I'm working on a Multibody dynamics code using the finite element method to simulate the behaviour of flexible beams (using this paper if anyone is interested/ it is relevant). I'd like to model joints, and as I only need spherical friction free joints I believe this should be easy using Lagrange multipliers.
My understanding is that simple spherical joints are done by adding some extra rows and columns to the tangent stiffness matrix $K_t$ and extra rows to the residual force vector $g$ as below. Lets say we have 6 degrees of freedom at each node, $n$ nodes, and $p$ joints. For this example $p$ is 2 - The first joint links node $i$ to node $j$ and the second node $k$ to node $m$. The initial geometry places the linked nodes in the same place. The vector $\delta p$ is the incremental change in node position/ rotation and $F_J$ is the nodal forces required to keep the nodes coincident.
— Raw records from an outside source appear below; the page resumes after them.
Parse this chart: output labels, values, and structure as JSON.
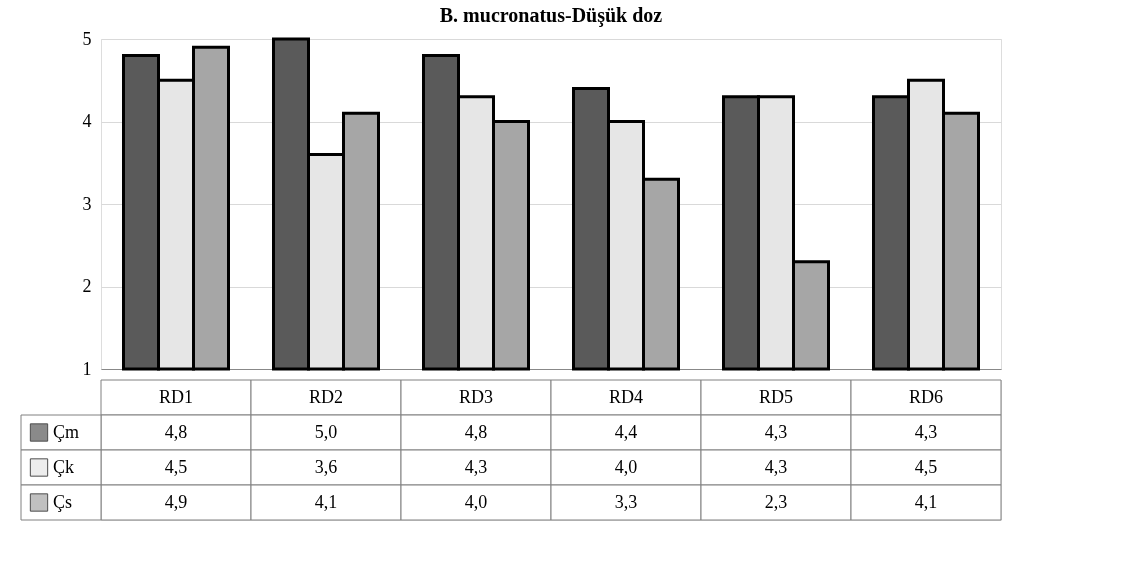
{
  "chart_data": {
    "type": "bar",
    "title": "B. mucronatus-Düşük doz",
    "categories": [
      "RD1",
      "RD2",
      "RD3",
      "RD4",
      "RD5",
      "RD6"
    ],
    "series": [
      {
        "name": "Çm",
        "color": "#5a5a5a",
        "values": [
          4.8,
          5.0,
          4.8,
          4.4,
          4.3,
          4.3
        ],
        "value_labels": [
          "4,8",
          "5,0",
          "4,8",
          "4,4",
          "4,3",
          "4,3"
        ]
      },
      {
        "name": "Çk",
        "color": "#e6e6e6",
        "values": [
          4.5,
          3.6,
          4.3,
          4.0,
          4.3,
          4.5
        ],
        "value_labels": [
          "4,5",
          "3,6",
          "4,3",
          "4,0",
          "4,3",
          "4,5"
        ]
      },
      {
        "name": "Çs",
        "color": "#a6a6a6",
        "values": [
          4.9,
          4.1,
          4.0,
          3.3,
          2.3,
          4.1
        ],
        "value_labels": [
          "4,9",
          "4,1",
          "4,0",
          "3,3",
          "2,3",
          "4,1"
        ]
      }
    ],
    "ylim": [
      1,
      5
    ],
    "yticks": [
      1,
      2,
      3,
      4,
      5
    ],
    "grid": "y",
    "legend": "bottom left"
  }
}
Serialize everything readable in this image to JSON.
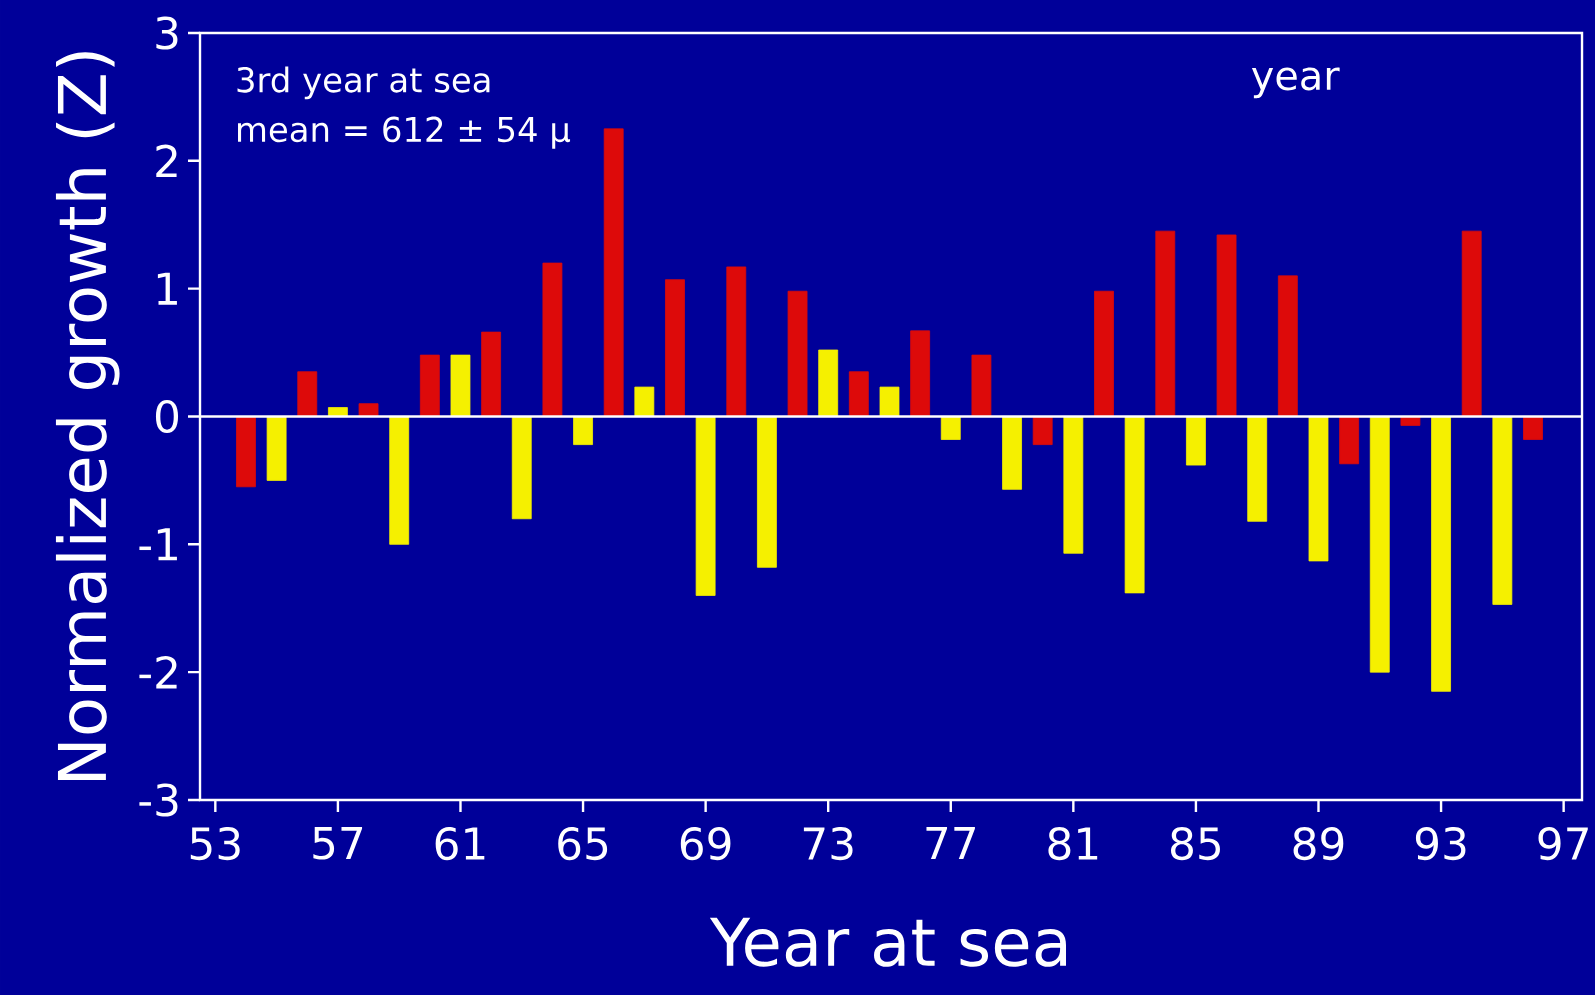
{
  "chart_data": {
    "type": "bar",
    "xlabel": "Year at sea",
    "ylabel": "Normalized growth (Z)",
    "annotations": [
      "3rd year  at sea",
      "mean = 612 ± 54 μ",
      "year"
    ],
    "x": [
      54,
      55,
      56,
      57,
      58,
      59,
      60,
      61,
      62,
      63,
      64,
      65,
      66,
      67,
      68,
      69,
      70,
      71,
      72,
      73,
      74,
      75,
      76,
      77,
      78,
      79,
      80,
      81,
      82,
      83,
      84,
      85,
      86,
      87,
      88,
      89,
      90,
      91,
      92,
      93,
      94,
      95,
      96
    ],
    "values": [
      -0.55,
      -0.5,
      0.35,
      0.07,
      0.1,
      -1.0,
      0.48,
      0.48,
      0.66,
      -0.8,
      1.2,
      -0.22,
      2.25,
      0.23,
      1.07,
      -1.4,
      1.17,
      -1.18,
      0.98,
      0.52,
      0.35,
      0.23,
      0.67,
      -0.18,
      0.48,
      -0.57,
      -0.22,
      -1.07,
      0.98,
      -1.38,
      1.45,
      -0.38,
      1.42,
      -0.82,
      1.1,
      -1.13,
      -0.37,
      -2.0,
      -0.07,
      -2.15,
      1.45,
      -1.47,
      -0.18
    ],
    "colors": [
      "#dd0a0a",
      "#f5f000",
      "#dd0a0a",
      "#f5f000",
      "#dd0a0a",
      "#f5f000",
      "#dd0a0a",
      "#f5f000",
      "#dd0a0a",
      "#f5f000",
      "#dd0a0a",
      "#f5f000",
      "#dd0a0a",
      "#f5f000",
      "#dd0a0a",
      "#f5f000",
      "#dd0a0a",
      "#f5f000",
      "#dd0a0a",
      "#f5f000",
      "#dd0a0a",
      "#f5f000",
      "#dd0a0a",
      "#f5f000",
      "#dd0a0a",
      "#f5f000",
      "#dd0a0a",
      "#f5f000",
      "#dd0a0a",
      "#f5f000",
      "#dd0a0a",
      "#f5f000",
      "#dd0a0a",
      "#f5f000",
      "#dd0a0a",
      "#f5f000",
      "#dd0a0a",
      "#f5f000",
      "#dd0a0a",
      "#f5f000",
      "#dd0a0a",
      "#f5f000",
      "#dd0a0a"
    ],
    "xlim": [
      52.5,
      97.6
    ],
    "ylim": [
      -3,
      3
    ],
    "xticks": [
      53,
      57,
      61,
      65,
      69,
      73,
      77,
      81,
      85,
      89,
      93,
      97
    ],
    "yticks": [
      -3,
      -2,
      -1,
      0,
      1,
      2,
      3
    ],
    "ref_lines": [
      {
        "axis": "y",
        "value": 0,
        "color": "#ffffff"
      }
    ],
    "grid": false
  }
}
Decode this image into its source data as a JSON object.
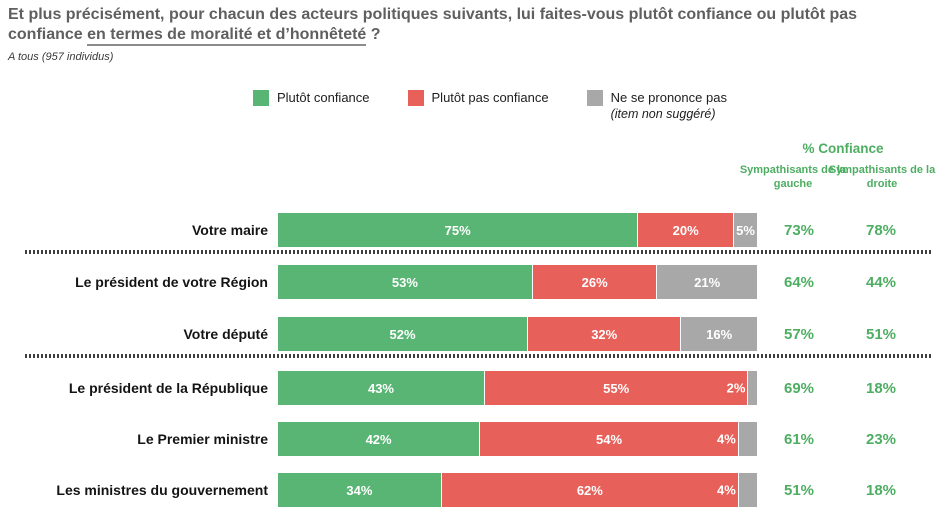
{
  "title": {
    "part1": "Et plus précisément, pour chacun des acteurs politiques suivants, lui faites-vous plutôt confiance ou plutôt pas confiance ",
    "underlined": "en termes de moralité et d’honnêteté",
    "part3": " ?"
  },
  "subtitle": "A tous (957 individus)",
  "legend": [
    {
      "label": "Plutôt confiance",
      "color": "#58b573"
    },
    {
      "label": "Plutôt pas confiance",
      "color": "#e8605a"
    },
    {
      "label": "Ne se prononce pas",
      "sublabel": "(item non suggéré)",
      "color": "#a8a8a8"
    }
  ],
  "right_panel": {
    "header": "% Confiance",
    "col1": "Sympathisants de la gauche",
    "col2": "Sympathisants de la droite",
    "text_color": "#4dae62"
  },
  "chart_data": {
    "type": "bar",
    "orientation": "horizontal",
    "stacked": true,
    "xlim": [
      0,
      100
    ],
    "value_suffix": "%",
    "categories": [
      "Votre maire",
      "Le président de votre Région",
      "Votre député",
      "Le président de la République",
      "Le Premier ministre",
      "Les ministres du gouvernement"
    ],
    "series": [
      {
        "name": "Plutôt confiance",
        "color": "#58b573",
        "values": [
          75,
          53,
          52,
          43,
          42,
          34
        ]
      },
      {
        "name": "Plutôt pas confiance",
        "color": "#e8605a",
        "values": [
          20,
          26,
          32,
          55,
          54,
          62
        ]
      },
      {
        "name": "Ne se prononce pas (item non suggéré)",
        "color": "#a8a8a8",
        "values": [
          5,
          21,
          16,
          2,
          4,
          4
        ]
      }
    ],
    "confidence_table": {
      "header": "% Confiance",
      "columns": [
        "Sympathisants de la gauche",
        "Sympathisants de la droite"
      ],
      "rows": [
        [
          73,
          78
        ],
        [
          64,
          44
        ],
        [
          57,
          51
        ],
        [
          69,
          18
        ],
        [
          61,
          23
        ],
        [
          51,
          18
        ]
      ]
    },
    "separators_after_rows": [
      0,
      2
    ]
  }
}
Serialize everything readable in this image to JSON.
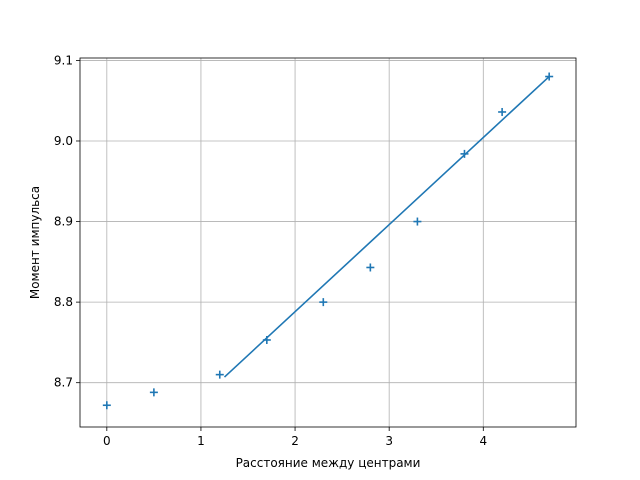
{
  "chart_data": {
    "type": "scatter",
    "title": "",
    "xlabel": "Расстояние между центрами",
    "ylabel": "Момент импульса",
    "xlim": [
      -0.285,
      4.985
    ],
    "ylim": [
      8.645,
      9.103
    ],
    "grid": true,
    "xticks": [
      0,
      1,
      2,
      3,
      4
    ],
    "xtick_labels": [
      "0",
      "1",
      "2",
      "3",
      "4"
    ],
    "yticks": [
      8.7,
      8.8,
      8.9,
      9.0,
      9.1
    ],
    "ytick_labels": [
      "8.7",
      "8.8",
      "8.9",
      "9.0",
      "9.1"
    ],
    "series": [
      {
        "kind": "scatter",
        "marker": "+",
        "color": "#1f77b4",
        "points": [
          {
            "x": 0.0,
            "y": 8.672
          },
          {
            "x": 0.5,
            "y": 8.688
          },
          {
            "x": 1.2,
            "y": 8.71
          },
          {
            "x": 1.7,
            "y": 8.753
          },
          {
            "x": 2.3,
            "y": 8.8
          },
          {
            "x": 2.8,
            "y": 8.843
          },
          {
            "x": 3.3,
            "y": 8.9
          },
          {
            "x": 3.8,
            "y": 8.984
          },
          {
            "x": 4.2,
            "y": 9.036
          },
          {
            "x": 4.7,
            "y": 9.08
          }
        ]
      },
      {
        "kind": "line",
        "color": "#1f77b4",
        "points": [
          {
            "x": 1.25,
            "y": 8.707
          },
          {
            "x": 4.7,
            "y": 9.08
          }
        ]
      }
    ]
  }
}
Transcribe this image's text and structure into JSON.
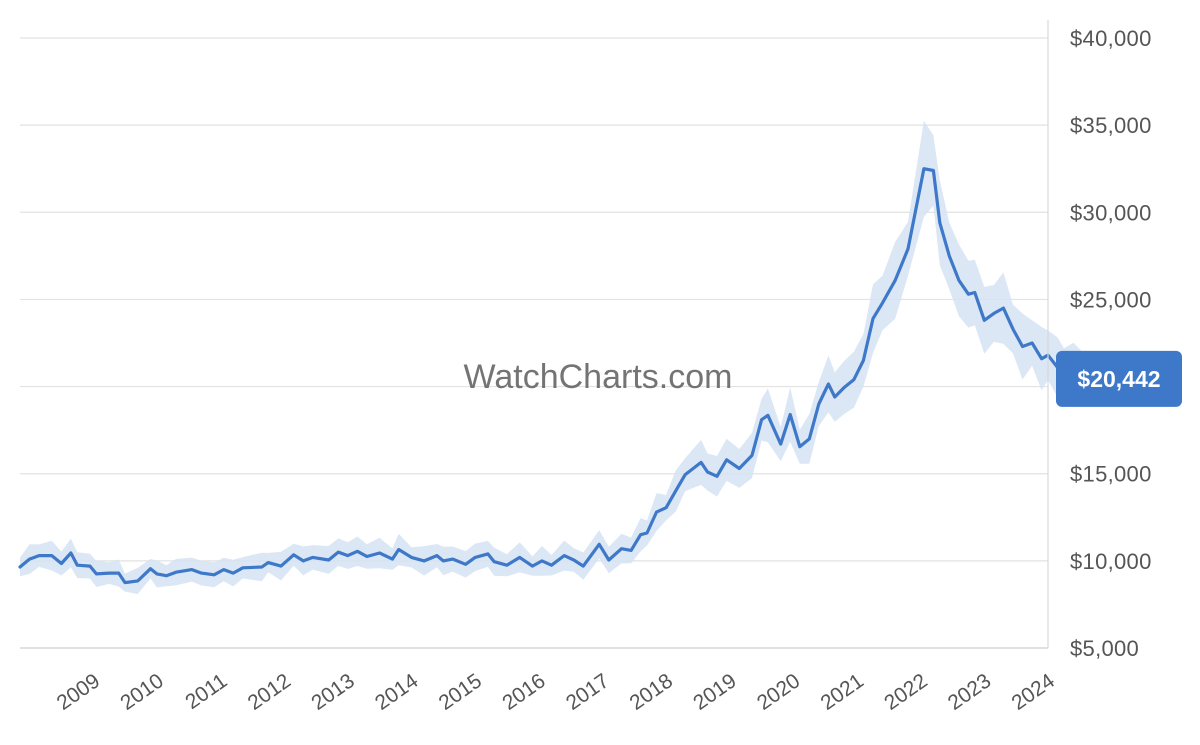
{
  "watermark": "WatchCharts.com",
  "current_price_label": "$20,442",
  "colors": {
    "line": "#3e78c8",
    "band": "#d6e3f5",
    "badge": "#3e78c8",
    "grid": "#e2e2e2"
  },
  "chart_data": {
    "type": "line",
    "title": "",
    "xlabel": "",
    "ylabel": "",
    "ylim": [
      5000,
      40000
    ],
    "xlim": [
      2008.1,
      2024.25
    ],
    "y_ticks": [
      {
        "value": 40000,
        "label": "$40,000"
      },
      {
        "value": 35000,
        "label": "$35,000"
      },
      {
        "value": 30000,
        "label": "$30,000"
      },
      {
        "value": 25000,
        "label": "$25,000"
      },
      {
        "value": 20000,
        "label": "$20,000"
      },
      {
        "value": 15000,
        "label": "$15,000"
      },
      {
        "value": 10000,
        "label": "$10,000"
      },
      {
        "value": 5000,
        "label": "$5,000"
      }
    ],
    "x_ticks": [
      "2009",
      "2010",
      "2011",
      "2012",
      "2013",
      "2014",
      "2015",
      "2016",
      "2017",
      "2018",
      "2019",
      "2020",
      "2021",
      "2022",
      "2023",
      "2024"
    ],
    "grid": true,
    "current_value": 20442,
    "series": [
      {
        "values": [
          [
            2008.1,
            9650
          ],
          [
            2008.25,
            10100
          ],
          [
            2008.4,
            10300
          ],
          [
            2008.6,
            10300
          ],
          [
            2008.75,
            9850
          ],
          [
            2008.9,
            10450
          ],
          [
            2009.0,
            9750
          ],
          [
            2009.2,
            9700
          ],
          [
            2009.3,
            9250
          ],
          [
            2009.5,
            9300
          ],
          [
            2009.65,
            9300
          ],
          [
            2009.75,
            8750
          ],
          [
            2009.95,
            8850
          ],
          [
            2010.15,
            9550
          ],
          [
            2010.25,
            9250
          ],
          [
            2010.4,
            9150
          ],
          [
            2010.55,
            9350
          ],
          [
            2010.8,
            9500
          ],
          [
            2010.95,
            9300
          ],
          [
            2011.15,
            9200
          ],
          [
            2011.3,
            9500
          ],
          [
            2011.45,
            9300
          ],
          [
            2011.6,
            9600
          ],
          [
            2011.9,
            9650
          ],
          [
            2012.0,
            9900
          ],
          [
            2012.2,
            9700
          ],
          [
            2012.4,
            10350
          ],
          [
            2012.55,
            10000
          ],
          [
            2012.7,
            10200
          ],
          [
            2012.95,
            10050
          ],
          [
            2013.1,
            10500
          ],
          [
            2013.25,
            10300
          ],
          [
            2013.4,
            10550
          ],
          [
            2013.55,
            10250
          ],
          [
            2013.75,
            10450
          ],
          [
            2013.95,
            10100
          ],
          [
            2014.05,
            10650
          ],
          [
            2014.25,
            10200
          ],
          [
            2014.45,
            10000
          ],
          [
            2014.65,
            10300
          ],
          [
            2014.75,
            10000
          ],
          [
            2014.9,
            10100
          ],
          [
            2015.1,
            9800
          ],
          [
            2015.25,
            10200
          ],
          [
            2015.45,
            10400
          ],
          [
            2015.55,
            9950
          ],
          [
            2015.75,
            9750
          ],
          [
            2015.95,
            10200
          ],
          [
            2016.15,
            9700
          ],
          [
            2016.3,
            10000
          ],
          [
            2016.45,
            9750
          ],
          [
            2016.65,
            10300
          ],
          [
            2016.8,
            10050
          ],
          [
            2016.95,
            9700
          ],
          [
            2017.2,
            10950
          ],
          [
            2017.35,
            10050
          ],
          [
            2017.55,
            10700
          ],
          [
            2017.7,
            10600
          ],
          [
            2017.85,
            11500
          ],
          [
            2017.95,
            11600
          ],
          [
            2018.1,
            12800
          ],
          [
            2018.25,
            13050
          ],
          [
            2018.4,
            14000
          ],
          [
            2018.55,
            14950
          ],
          [
            2018.8,
            15650
          ],
          [
            2018.9,
            15100
          ],
          [
            2019.05,
            14850
          ],
          [
            2019.2,
            15800
          ],
          [
            2019.4,
            15300
          ],
          [
            2019.6,
            16050
          ],
          [
            2019.75,
            18100
          ],
          [
            2019.85,
            18350
          ],
          [
            2020.05,
            16700
          ],
          [
            2020.2,
            18400
          ],
          [
            2020.35,
            16550
          ],
          [
            2020.5,
            17000
          ],
          [
            2020.65,
            19000
          ],
          [
            2020.8,
            20150
          ],
          [
            2020.9,
            19400
          ],
          [
            2021.05,
            19950
          ],
          [
            2021.2,
            20400
          ],
          [
            2021.35,
            21500
          ],
          [
            2021.5,
            23900
          ],
          [
            2021.65,
            24800
          ],
          [
            2021.85,
            26100
          ],
          [
            2022.05,
            27900
          ],
          [
            2022.3,
            32500
          ],
          [
            2022.45,
            32400
          ],
          [
            2022.55,
            29400
          ],
          [
            2022.7,
            27500
          ],
          [
            2022.85,
            26100
          ],
          [
            2023.0,
            25300
          ],
          [
            2023.1,
            25400
          ],
          [
            2023.25,
            23800
          ],
          [
            2023.4,
            24200
          ],
          [
            2023.55,
            24500
          ],
          [
            2023.7,
            23300
          ],
          [
            2023.85,
            22300
          ],
          [
            2024.0,
            22500
          ],
          [
            2024.15,
            21600
          ],
          [
            2024.25,
            21800
          ],
          [
            2024.4,
            21100
          ],
          [
            2024.5,
            20700
          ],
          [
            2024.65,
            20900
          ],
          [
            2024.78,
            20442
          ]
        ]
      }
    ]
  }
}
$$\begin{bmatrix} K_t & (\lambda_{2p \times 6n})^T \\ \lambda_{2p \times 6n} & 0 \end{bmatrix}\begin{bmatrix} \delta p \\ F_J \end{bmatrix} = \begin{bmatrix} g \\ 0 \end{bmatrix}$$
Where $\lambda$ is the Lagrange multiplier which for this two joint system is calculated as follows like this: $$\lambda=\begin{bmatrix} 0 & \cdots &0&1_{1,6i-5} & 0 &\cdots& 0 & -1_{1,6j-5} & 0 & \cdots &0\\ 0 & \cdots &0&1_{2,6i-4} & 0 &\cdots& 0 & -1_{2,6j-4} & 0 & \cdots &0 \\0 & \cdots &0&1_{3,6i-3} & 0 &\cdots& 0 & -1_{3,6j-3} & 0 & \cdots &0\\0 & \cdots &0&1_{4,6k-5} & 0 &\cdots& 0 & -1_{4,6m-5} & 0 & \cdots &0\\ 0 & \cdots &0&1_{5,6k-4} & 0 &\cdots& 0 & -1_{5,6m-4} & 0 & \cdots &0 \\0 & \cdots &0&1_{6,6k-3} & 0 &\cdots& 0 & -1_{6,6m-3} & 0 & \cdots &0\end{bmatrix}$$
When I run the code, the two bodies part company immediately. Any ideas where I'm going wrong? I'm just simulating a double pendulum with 10 elements in each body for now.